Planning for a CEO departure is a core priority in 2025
What Directors Think 2025 – an annual survey conducted in partnership with Diligent, Corporate Board Member, and FTI Consulting – has found that succession planning is rapidly rising up the board agenda, but directors don’t feel prepared.
“One of the things we learned this year is that CEO succession planning is rising up the ranks as a board priority for 2025,” says Executive Director at Diligent Institute Dottie Schindlinger. “Though it should always be top-of-mind in the boardroom, succession planning is a growing priority right now because steady and focused leadership is essential for companies to execute on their growth strategies, which 76% of directors told us was a goal in 2025.”
Notably, the data comes following a spike in CEO and senior executive departures in the previous year. For example, the major news of Bob Iger leaving Disney also brings to light successful succession planning as a mainstream priority for all companies. “Boards are seeing CEO departures, particularly unplanned departures, as a real source of risk. They view it as something that can completely upend their strategy for the year,” says Schindlinger.
What does the survey say?
Surveying more than 200 directors in the US from public companies, 34% of respondents (over three in 10) believe succession planning for CEOs and C-suite executives is the top priority for 2025. More directors are selecting succession planning as a top priority compared to other pressing factors, such as adopting AI (27%), workforce planning (26%), improving cybersecurity (25%), and managing geopolitical risks (10%).
Succession planning at the CEO and senior executive level is second only to ‘strategy’ on the list of issues directors find most challenging today (selected by 30% of respondents). The number of respondents choosing it has more than doubled compared to 2024. Additionally, CEO succession planning ranked third on the list of issues directors wanted to discuss at their next board meeting, suggesting that having the right leaders in place is becoming a greater concern for boards amid increased geopolitical tension and continuing uncertainty.
When asked to grade their board’s effectiveness on its CEO succession planning process, only 21% of directors would go as far to say they had an ‘excellent’ process in place. Meanwhile, 17% admitted their current succession process was ‘poor’, which is more than any other dimension of board service including factors like understanding long-term strategy.
In a special 150th episode of The Corporate Director Podcast, Dottie Schindlinger interviews senior advisor at KPMG Annalisa Barrett on the growing importance of CEO succession planning. Here are five key takeaways that board members should know to plan a succession strategy in 2025:
1. Outline a process for the three types of transitions. Ensure that the board is ready to act when a departure occurs. Processes should be outlined for a variety of scenarios in which the CEO might be unable to continue in their role. In general, three common succession scenarios are long-term planned transitions, unplanned short-term transitions, or emergencies where the CEO is there one day and gone the next.

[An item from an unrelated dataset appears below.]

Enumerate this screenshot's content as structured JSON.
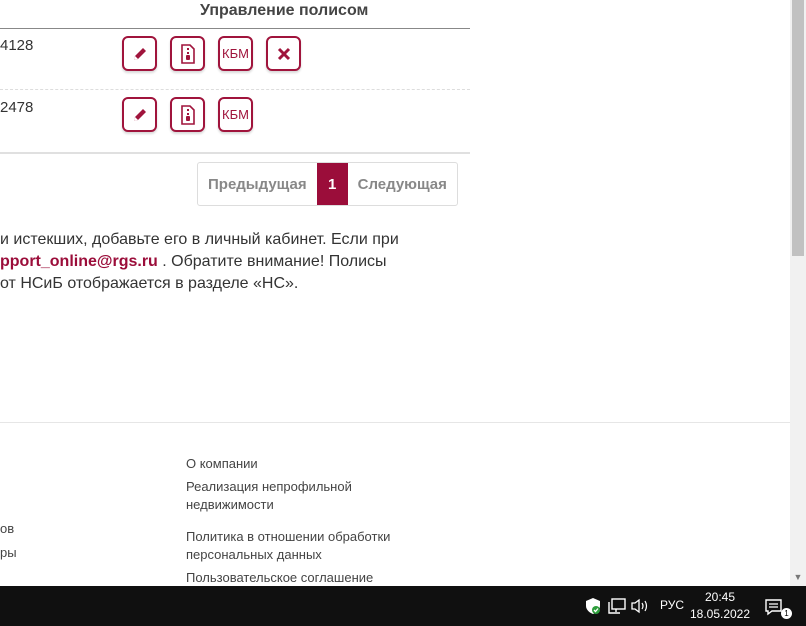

2. Get your current CEO involved in the succession plan. Communicate with your CEO so that they can provide input on their successor. Ideally, your CEO should understand that this process is not a personal affront; it’s about making sure that the company is in good hands in the long term, regardless of the circumstances surrounding the CEO’s eventual transition. The governance strategy around each transition scenario needs to be transparent, deliberate, and regularly reviewed.
3. Communicate your succession plan with investors and key stakeholders. Requests from investors on transparency are about understanding the process that enables the board to select appropriate candidates and name a new successor in all scenarios, including emergencies, to maintain profitability. They are also looking to get an idea of the skillsets boards are looking for in someone able to take on the role. Documented and transparent succession processes foster greater board and governance collaboration and confidence from investors.
4. Delegate succession planning to the right people. The succession planning process must be triggered and put into action involving significant stakeholders. It’s typical for the process to be driven by a nomination or governance committee, directed by the board chair and informed by the sitting CEO. What’s most important is that the people involved are capable of successfully updating and executing the process.
5. Know what type of CEO your company needs. With 2025 and beyond set to be a period of turbulence and uncertainty, the succession planning process needs to define what the business requires for future success rather than looking in the rearview mirror. Consider what the company has to do to navigate upcoming challenges and grow over the long term. This will inform the desired skillset of a new CEO.